Step 3 — recognise it. This is a matrix Riccati equation — the
same species we met for optimal control. Place the two side by side:
\text{(control)}\quad -\dot{P} = A^{\mathsf{T}} P + P A - P B R^{-1} B^{\mathsf{T}} P + Q,
\text{(estimation)}\quad \phantom{-}\dot{P} = A\,P + P A^{\mathsf{T}} + Q_n - P C^{\mathsf{T}} R_n^{-1} C\,P.
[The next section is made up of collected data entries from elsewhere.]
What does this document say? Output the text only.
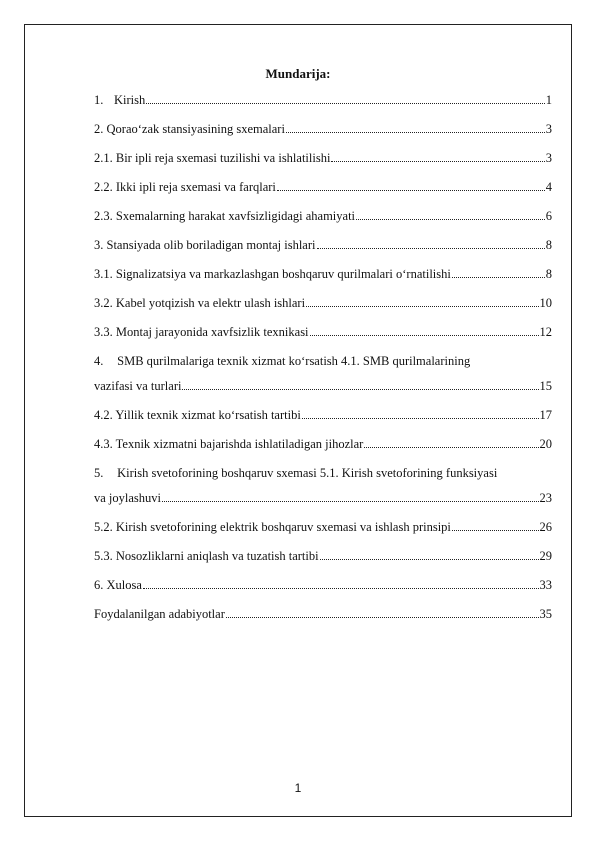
Mundarija:
1. Kirish	1
2. Qorao‘zak stansiyasining sxemalari	3
2.1. Bir ipli reja sxemasi tuzilishi va ishlatilishi	3
2.2. Ikki ipli reja sxemasi va farqlari	4
2.3. Sxemalarning harakat xavfsizligidagi ahamiyati	6
3. Stansiyada olib boriladigan montaj ishlari	8
3.1. Signalizatsiya va markazlashgan boshqaruv qurilmalari o‘rnatilishi	8
3.2. Kabel yotqizish va elektr ulash ishlari	10
3.3. Montaj jarayonida xavfsizlik texnikasi	12
4. SMB qurilmalariga texnik xizmat ko‘rsatish 4.1. SMB qurilmalarining
vazifasi va turlari	15
4.2. Yillik texnik xizmat ko‘rsatish tartibi	17
4.3. Texnik xizmatni bajarishda ishlatiladigan jihozlar	20
5. Kirish svetoforining boshqaruv sxemasi 5.1. Kirish svetoforining funksiyasi
va joylashuvi	23
5.2. Kirish svetoforining elektrik boshqaruv sxemasi va ishlash prinsipi	26
5.3. Nosozliklarni aniqlash va tuzatish tartibi	29
6. Xulosa	33
Foydalanilgan adabiyotlar	35
1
They are identical under transposition. Send the
control
Riccati through the dictionary
A \leftrightarrow A^{\mathsf{T}}, \qquad B \leftrightarrow C^{\mathsf{T}}, \qquad Q \leftrightarrow Q_n, \qquad R \leftrightarrow R_n,
and the estimator Riccati appears. The control Riccati runs backward from a
terminal condition (cost-to-go); the estimator Riccati runs forward from an initial
condition (accumulated knowledge) — the same equation, swept in opposite directions of time. This is
the precise sense in which the Kalman filter is the estimation dual of the LQR
controller.
-
The optimal estimate is a Gaussian belief
(\hat{x}, P) propagated by predict–update.
-
The optimal gain is K_f = P\,C^{\mathsf{T}} R_n^{-1}, weighing model
confidence against sensor noise.
-
The error covariance solves the Riccati equation
\dot{P} = AP + PA^{\mathsf{T}} + Q_n - PC^{\mathsf{T}}R_n^{-1}CP, the
exact transpose dual of the LQR control Riccati.
The discrete predict–update equations
In practice measurements arrive at discrete instants k = 0, 1, 2, \dots,
and the filter alternates two stamped steps. With \hat{x}^- the predicted
(prior) mean and \hat{x}^+ the corrected (posterior) mean:
Predict (extrapolate by the dynamics, inflate by process noise):
\hat{x}^-_k = A\,\hat{x}^+_{k-1} + B u_{k-1}, \qquad P^-_k = A\,P^+_{k-1} A^{\mathsf{T}} + Q_n.
Update (form the gain, correct by the residual, shrink the covariance):
K_k = P^-_k C^{\mathsf{T}}\big(C P^-_k C^{\mathsf{T}} + R_n\big)^{-1},
\hat{x}^+_k = \hat{x}^-_k + K_k\big(y_k - C\hat{x}^-_k\big), \qquad P^+_k = (I - K_k C)\,P^-_k.
The discrete gain K_k = P^- C^{\mathsf{T}}(CP^-C^{\mathsf{T}} + R_n)^{-1}
is the continuous PC^{\mathsf{T}}R_n^{-1} with the measurement-noise
denominator made explicit: when R_n dwarfs the predicted output variance
CP^-C^{\mathsf{T}}, the gain is tiny and the filter ignores a noisy
reading; when R_n \to 0 the gain drives the estimate straight onto the
measurement.
The scalar headline: balancing trust
Strip it to one dimension to see the gain do its job. Take a slowly drifting scalar quantity
(a random walk, A = 1, C = 1) with process
variance q and measurement variance r. The
steady-state error variance p settles where predict-growth balances
update-shrinkage, and the steady Kalman gain is
k = \frac{p}{p + r}, \qquad \text{a number between } 0 \text{ and } 1.
The corrected estimate is then a weighted average of where the model thought it was and what the
sensor just said:
\hat{x}^+ = (1 - k)\,\hat{x}^- + k\,y.
With a precise sensor (r small) k \to 1 and the
estimate follows the measurement; with a noisy sensor (r large)
k \to 0 and the estimate leans on the smooth model prediction, ignoring
the jitter. The Kalman gain is the dial between believing your model and believing your
eyes.
Seeing it track
Below, a smooth true signal (in one colour) is observed only through the noisy dots. The Kalman
estimate (a second colour) is an exponential smoothing of those dots with the steady gain
k = p/(p+r), wrapped in a shaded
\pm\sqrt{p} uncertainty band. Raise the measurement noise
and the gain falls: the estimate grows smoother but lags the truth, trusting the model over
the jittery sensor. Raise the process noise and the gain climbs: the estimate
chases every wiggle, trusting the measurements more.
Rudolf Kálmán's 1960–61 papers might have stayed a control-theory curiosity but for a visit to
NASA Ames, where Stanley Schmidt saw that the filter was exactly what the Apollo guidance computer
needed to fuse noisy star-sightings and accelerometer data into a spacecraft trajectory. The
on-board "Kalman filter" — in its extended, nonlinear form — became the navigation backbone of
Apollo, and has flown on essentially every spacecraft, aircraft, missile, and now phone and
self-driving car since. Few equations have travelled so far on the strength of a single elegant
idea: keep a Gaussian, and update it optimally.